I never really connected to the phrase, “Life goes by so fast, don’t let a moment fly by,” until Sunday May 23, 2010.
For those of you who don’t know, the critically acclaimed TV show “LOST” had its series finale this past Sunday. The finale caused different reactions to its viewers; some were frusterated at the way it ended, some cried at the thought that LOST was over, and a few, like me, got a life-altering epiphany.
As the credits rolled during the final episode of the show, I got off my couch, crawled behind it, and started crying. I’m not saying I had occasional sobs, or my eyes were a little watery-I flat out balled my eyes out. I knew I looked ridiculous and my family was laughing because they assumed such a reaction would be aroused out of me, seeing as how LOST was my favorite TV show-a show that I was obsessed with and always knew all the answers too. But they didn’t fully understand- I wasn’t crying because LOST was done, I was crying because I realized how fast the past six years have gone by.
The show began September 22, 2004-I was 11 years old in 6th grade. I was instantly hooked and I remember discussing thoeries with fellow classmates in Mr. Flowers’ class. Since then, I have made a few videos related to LOST, recieved an autographed poster of the cast, and collected the previous 5 seasons of DVD’s. So, as you can clearly tell by now, I was obsessed with LOST.
When I think about the very first episode aired in 2004, I think, “Eh, that wasn’t too long ago.” But when I think about my first day of 6th grade, I think, “Hmmm, I can’t remember. That was a long time ago.” My mentality was that LOST didn’t seem to have started so early, but then I realize that since the first episode aired, I have befriended my best friends Kevin and Joe, I’ve lost my Grandma, and I’ve broke 100 pounds. So many things have happened in the past 6 years- sometimes it feels like it happened a few months ago, sometimes I feel like it’s been longer than 6 years.
That’s how my life is moving- I was 11 when the show started, I am now 17. In that same amount of time-6 years from today-where will I be?
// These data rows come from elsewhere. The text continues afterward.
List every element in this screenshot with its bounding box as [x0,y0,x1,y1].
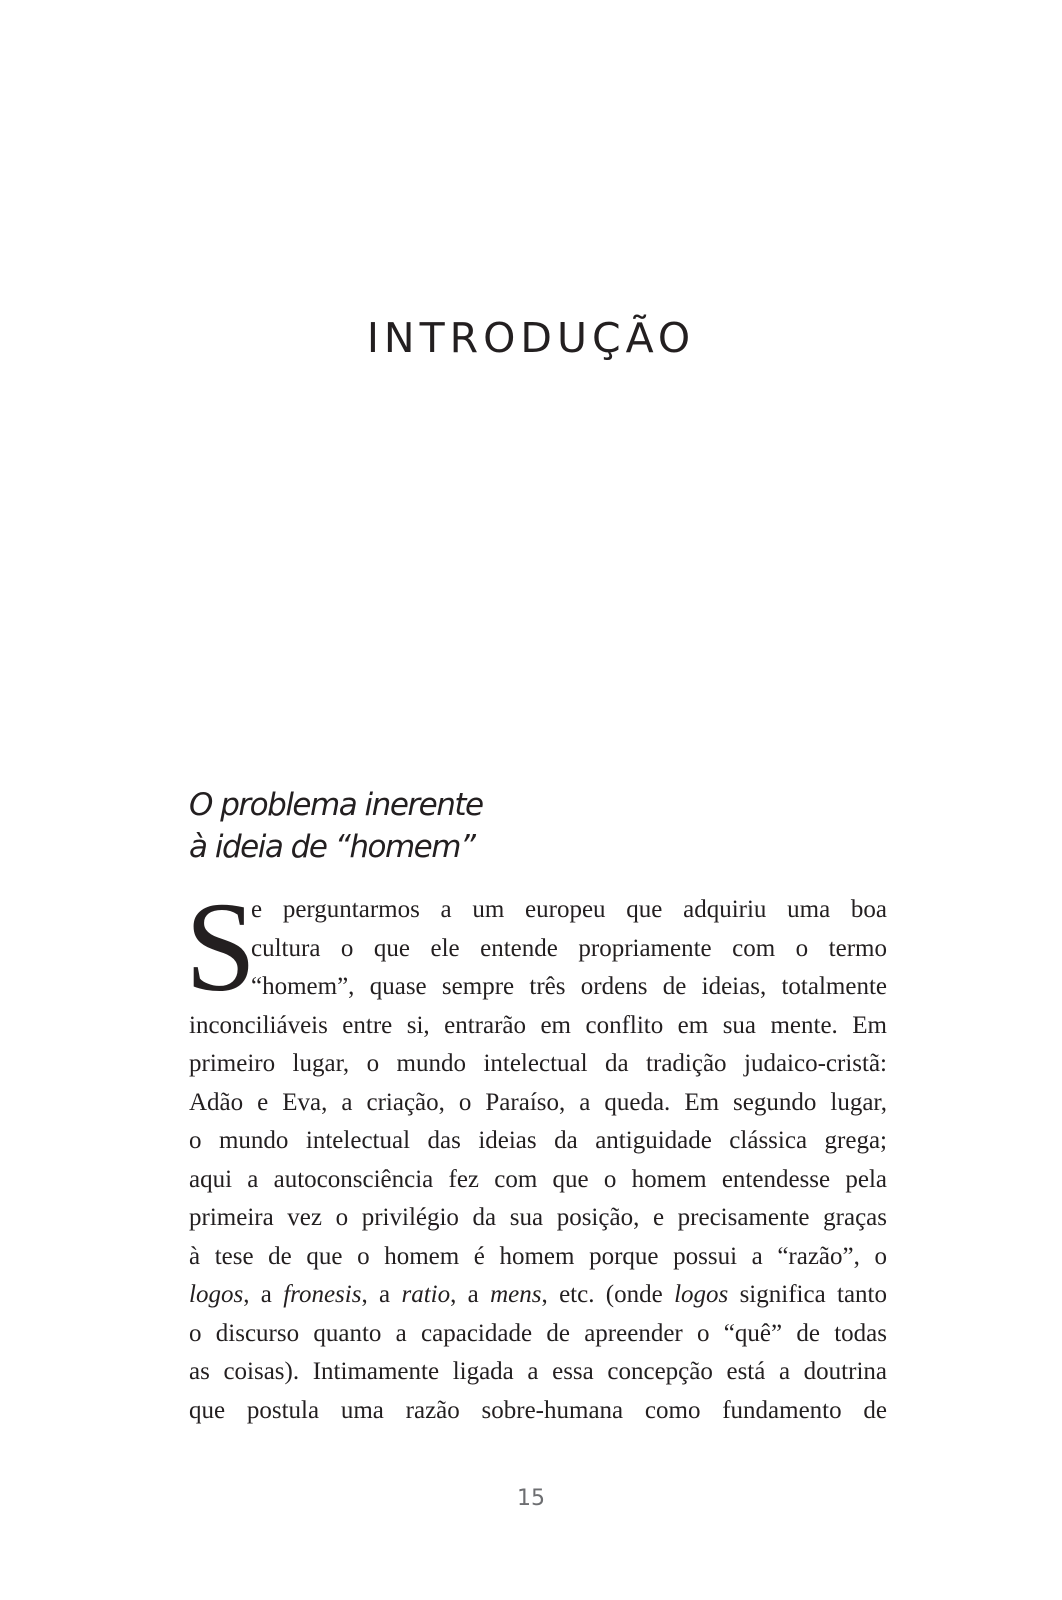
section-heading-line-1: O problema inerente [189,787,483,823]
page-number: 15 [517,1486,545,1511]
text-line: o discurso quanto a capacidade de apreender o “quê” de todas [189,1319,887,1347]
italic-term: fronesis [283,1281,362,1308]
text-line: primeiro lugar, o mundo intelectual da tradição judaico-cristã: [189,1050,887,1077]
text-line: cultura o que ele entende propriamente com o termo [251,934,887,962]
text-line: inconciliáveis entre si, entrarão em conflito em sua mente. Em [189,1011,887,1039]
text-line: primeira vez o privilégio da sua posição, e precisamente graças [189,1204,887,1231]
body-paragraph [185,876,887,1430]
text-fragment: , a [450,1281,491,1308]
text-line: o mundo intelectual das ideias da antiguidade clássica grega; [189,1127,887,1154]
text-line: à tese de que o homem é homem porque possui a “razão”, o [189,1242,887,1270]
text-fragment: , etc. (onde [541,1281,675,1308]
text-fragment: significa tanto [728,1281,887,1308]
text-line: que postula uma razão sobre-humana como fundamento de [189,1396,887,1424]
text-fragment: , a [243,1281,284,1308]
section-heading-line-2: à ideia de “homem” [189,829,475,865]
italic-term: ratio [401,1281,451,1308]
text-fragment: , a [361,1281,402,1308]
italic-term: mens [490,1281,542,1308]
text-line: aqui a autoconsciência fez com que o homem entendesse pela [189,1165,887,1193]
text-line: “homem”, quase sempre três ordens de ideias, totalmente [251,973,887,1000]
text-line-italic-terms [189,1276,887,1315]
text-line: Adão e Eva, a criação, o Paraíso, a queda. Em segundo lugar, [189,1088,887,1116]
italic-term: logos [674,1281,729,1308]
italic-term: logos [189,1281,244,1308]
section-heading [189,784,749,868]
text-line: as coisas). Intimamente ligada a essa concepção está a doutrina [189,1358,887,1385]
chapter-title: INTRODUÇÃO [366,314,696,362]
drop-cap: S [185,876,257,1018]
text-line: e perguntarmos a um europeu que adquiriu uma boa [251,896,887,923]
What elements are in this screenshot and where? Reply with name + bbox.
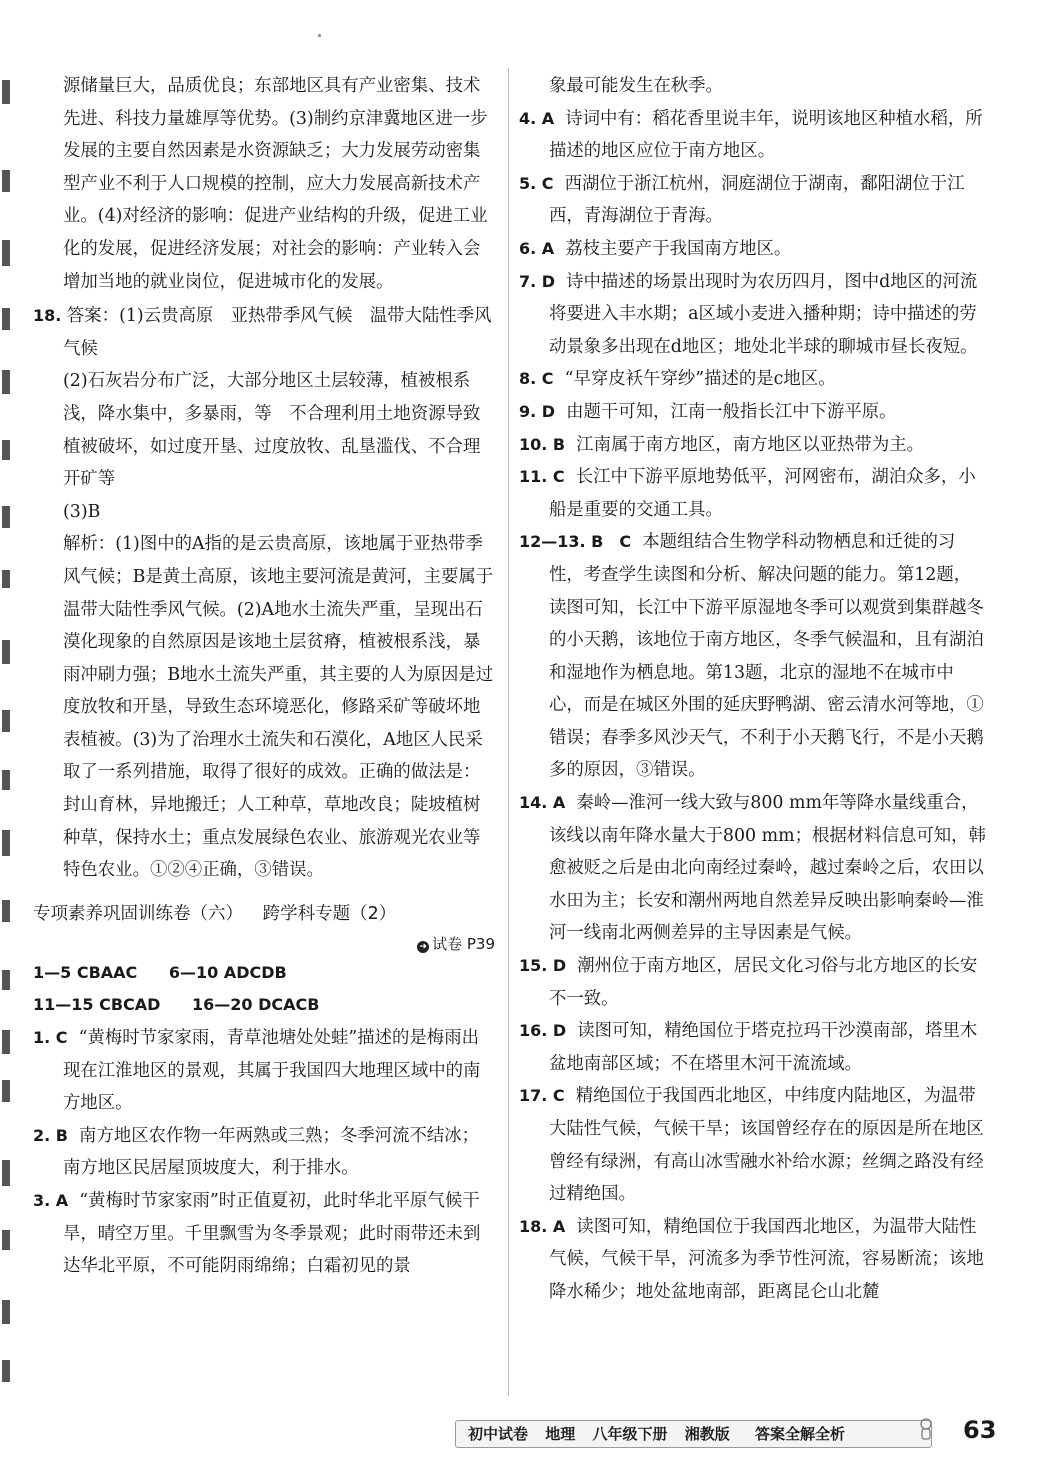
q18-analysis-label: 解析： [63, 534, 116, 555]
q18-answer-line3: (3)B [63, 501, 101, 522]
answer-number: 5. C [519, 173, 554, 193]
page-footer [455, 1412, 995, 1448]
answer-number: 3. A [33, 1191, 69, 1210]
answer-item [519, 1015, 987, 1080]
answer-item [519, 526, 987, 787]
quick-answers-row-2 [33, 989, 495, 1022]
page-number: 63 [963, 1416, 997, 1444]
answer-text: 长江中下游平原地势低平，河网密布，湖泊众多，小船是重要的交通工具。 [549, 467, 976, 520]
section-title-sub: 跨学科专题（2） [262, 903, 397, 924]
column-divider [508, 68, 509, 1396]
answer-text: “黄梅时节家家雨，青草池塘处处蛙”描述的是梅雨出现在江淮地区的景观，其属于我国四大地理区域中的南方地区。 [63, 1028, 481, 1114]
answer-number: 14. A [519, 793, 566, 813]
scan-mark [318, 34, 321, 37]
answer-text: 精绝国位于我国西北地区，中纬度内陆地区，为温带大陆性气候，气候干旱；该国曾经存在的原因是所在地区曾经有绿洲，有高山冰雪融水补给水源；丝绸之路没有经过精绝国。 [549, 1086, 984, 1205]
quick-answers-6-10: 6—10 ADCDB [168, 962, 287, 982]
q18-answer-line2: (2)石灰岩分布广泛，大部分地区土层较薄，植被根系浅，降水集中，多暴雨，等 不合理利用土地资源导致植被破坏，如过度开垦、过度放牧、乱垦滥伐、不合理开矿等 [63, 371, 481, 490]
q18-answer-line1: (1)云贵高原 亚热带季风气候 温带大陆性季风气候 [63, 306, 492, 359]
answer-number: 9. D [519, 401, 556, 421]
arrow-right-icon: ➜ [417, 941, 429, 953]
quick-answers-11-15: 11—15 CBCAD [33, 995, 161, 1015]
footer-edition: 湘教版 [684, 1425, 730, 1443]
quick-answers-row-1 [33, 957, 495, 990]
answer-item [519, 168, 987, 233]
q18-answer [33, 300, 495, 887]
answer-item [519, 461, 987, 526]
answer-text: 本题组结合生物学科动物栖息和迁徙的习性，考查学生读图和分析、解决问题的能力。第12题，读图可知，长江中下游平原湿地冬季可以观赏到集群越冬的小天鹅，该地位于南方地区，冬季气候温和，且有湖泊和湿地作为栖息地。第13题，北京的湿地不在城市中心，而是在城区外围的延庆野鸭湖、密云清水河等地，①错误；春季多风沙天气，不利于小天鹅飞行，不是小天鹅多的原因，③错误。 [549, 532, 984, 781]
section-title-main: 专项素养巩固训练卷（六） [33, 903, 243, 924]
answer-item [519, 233, 987, 266]
quick-answers-16-20: 16—20 DCACB [192, 995, 320, 1015]
answer-item [33, 1022, 495, 1120]
mascot-icon [917, 1416, 935, 1442]
answer-number: 11. C [519, 467, 565, 487]
answer-item [519, 103, 987, 168]
answer-number: 4. A [519, 108, 555, 128]
answer-text: 荔枝主要产于我国南方地区。 [565, 238, 792, 259]
q18-number: 18. [33, 306, 62, 326]
answer-item [519, 396, 987, 429]
answer-number: 8. C [519, 369, 554, 389]
margin-bleed-strip [0, 70, 14, 1400]
answer-text: 诗词中有：稻花香里说丰年，说明该地区种植水稻，所描述的地区应位于南方地区。 [549, 108, 983, 162]
answer-item [519, 363, 987, 396]
footer-label: 答案全解全析 [755, 1425, 846, 1443]
answer-text: 读图可知，精绝国位于塔克拉玛干沙漠南部，塔里木盆地南部区域；不在塔里木河干流流域。 [549, 1021, 978, 1074]
answer-text: “早穿皮袄午穿纱”描述的是c地区。 [564, 369, 836, 390]
answer-item [33, 1120, 495, 1185]
answer-number: 1. C [33, 1028, 68, 1048]
answer-item [519, 266, 987, 364]
answer-item [519, 787, 987, 950]
left-column [33, 70, 495, 1283]
answer-text: 南方地区农作物一年两熟或三熟；冬季河流不结冰；南方地区民居屋顶坡度大，利于排水。 [63, 1125, 480, 1179]
answer-text: 由题干可知，江南一般指长江中下游平原。 [566, 401, 897, 422]
answer-number: 12—13. B C [519, 532, 632, 552]
answer-number: 16. D [519, 1021, 567, 1041]
section-title [33, 897, 495, 931]
footer-series: 初中试卷 [468, 1425, 529, 1443]
right-column [519, 70, 987, 1309]
paper-reference-text: 试卷 P39 [432, 934, 495, 953]
answer-item [33, 1185, 495, 1283]
answer-text: 秦岭—淮河一线大致与800 mm年等降水量线重合，该线以南年降水量大于800 mm；根据材料信息可知，韩愈被贬之后是由北向南经过秦岭，越过秦岭之后，农田以水田为主；长安和潮州两地自然差异反映出影响秦岭—淮河一线南北两侧差异的主导因素是气候。 [549, 793, 986, 944]
footer-grade: 八年级下册 [592, 1425, 668, 1443]
answer-number: 6. A [519, 238, 555, 258]
q3-continuation: 象最可能发生在秋季。 [549, 76, 723, 96]
answer-text: 读图可知，精绝国位于我国西北地区，为温带大陆性气候，气候干旱，河流多为季节性河流，容易断流；该地降水稀少；地处盆地南部，距离昆仑山北麓 [549, 1216, 984, 1302]
answer-item [519, 1211, 987, 1309]
footer-subject: 地理 [545, 1425, 576, 1443]
answer-number: 18. A [519, 1216, 566, 1236]
paper-reference [33, 931, 495, 957]
answer-number: 17. C [519, 1086, 565, 1106]
answer-text: 江南属于南方地区，南方地区以亚热带为主。 [576, 434, 924, 455]
answer-number: 10. B [519, 434, 566, 454]
footer-banner [455, 1420, 932, 1448]
quick-answers-1-5: 1—5 CBAAC [33, 962, 138, 982]
q18-analysis: (1)图中的A指的是云贵高原，该地属于亚热带季风气候；B是黄土高原，该地主要河流是黄河，主要属于温带大陆性季风气候。(2)A地水土流失严重，呈现出石漠化现象的自然原因是该地土层贫瘠，植被根系浅，暴雨冲刷力强；B地水土流失严重，其主要的人为原因是过度放牧和开垦，导致生态环境恶化，修路采矿等破坏地表植被。(3)为了治理水土流失和石漠化，A地区人民采取了一系列措施，取得了很好的成效。正确的做法是：封山育林，异地搬迁；人工种草，草地改良；陡坡植树种草，保持水土；重点发展绿色农业、旅游观光农业等特色农业。①②④正确，③错误。 [63, 534, 494, 881]
answer-text: 潮州位于南方地区，居民文化习俗与北方地区的长安不一致。 [549, 956, 978, 1009]
answer-text: “黄梅时节家家雨”时正值夏初，此时华北平原气候干旱，晴空万里。千里飘雪为冬季景观；此时雨带还未到达华北平原，不可能阴雨绵绵；白霜初见的景 [63, 1191, 481, 1277]
q17-continuation: 源储量巨大，品质优良；东部地区具有产业密集、技术先进、科技力量雄厚等优势。(3)制约京津冀地区进一步发展的主要自然因素是水资源缺乏；大力发展劳动密集型产业不利于人口规模的控制，应大力发展高新技术产业。(4)对经济的影响：促进产业结构的升级，促进工业化的发展，促进经济发展；对社会的影响：产业转入会增加当地的就业岗位，促进城市化的发展。 [63, 76, 488, 292]
q18-answer-label: 答案： [66, 306, 120, 327]
answer-text: 诗中描述的场景出现时为农历四月，图中d地区的河流将要进入丰水期；a区域小麦进入播种期；诗中描述的劳动景象多出现在d地区；地处北半球的聊城市昼长夜短。 [549, 271, 978, 357]
answer-text: 西湖位于浙江杭州，洞庭湖位于湖南，鄱阳湖位于江西，青海湖位于青海。 [549, 173, 965, 227]
answer-item [519, 950, 987, 1015]
answer-number: 2. B [33, 1125, 68, 1145]
answer-item [519, 429, 987, 462]
right-answer-list [519, 103, 987, 1309]
answer-number: 15. D [519, 956, 567, 976]
answer-number: 7. D [519, 271, 556, 291]
answer-item [519, 1080, 987, 1210]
I’ll be 23 years old. Hypothetically, I could be married, be teaching a classroom full of students, and have to see deaths in the family. Many things are going to happen in the next 6 years, but how fast will it feel? Will I get caught up in certain things like a television series and not realize how fast my life is going?
When I told my mom I’m finally seeing how quickly my life is moving, she reminded me how she’s been watching my sister and I growing up so fast as well. In the final episode of the show, the charecters had flashbacks of things that had happned to them from as far back as the first episode. It was fun to see how much they’ve changed in this amount of time and see how their charecter roles have played out. Then I started seeing how much I’ve been changing in the past 6 years and seeing how my role is playing out.
Now techinically, I’ll blink around a million times between now and when I’m an old man-but I think that I’ll still keep Kenny Chesney’s advice in mind; “Don’t blink, cuz just like that you’re 6 years old and you take a nap then you wake up and you’re 25 and your high-school sweetheart becomes your wife. Don’t blink, you just might miss your babies growing like mine did; turning into moms and dads, next think you know, your better-half of 50 years is there in bed and your praying God takes you instead. Trust me friend 100 years goes faster than you think. So don’t blink.”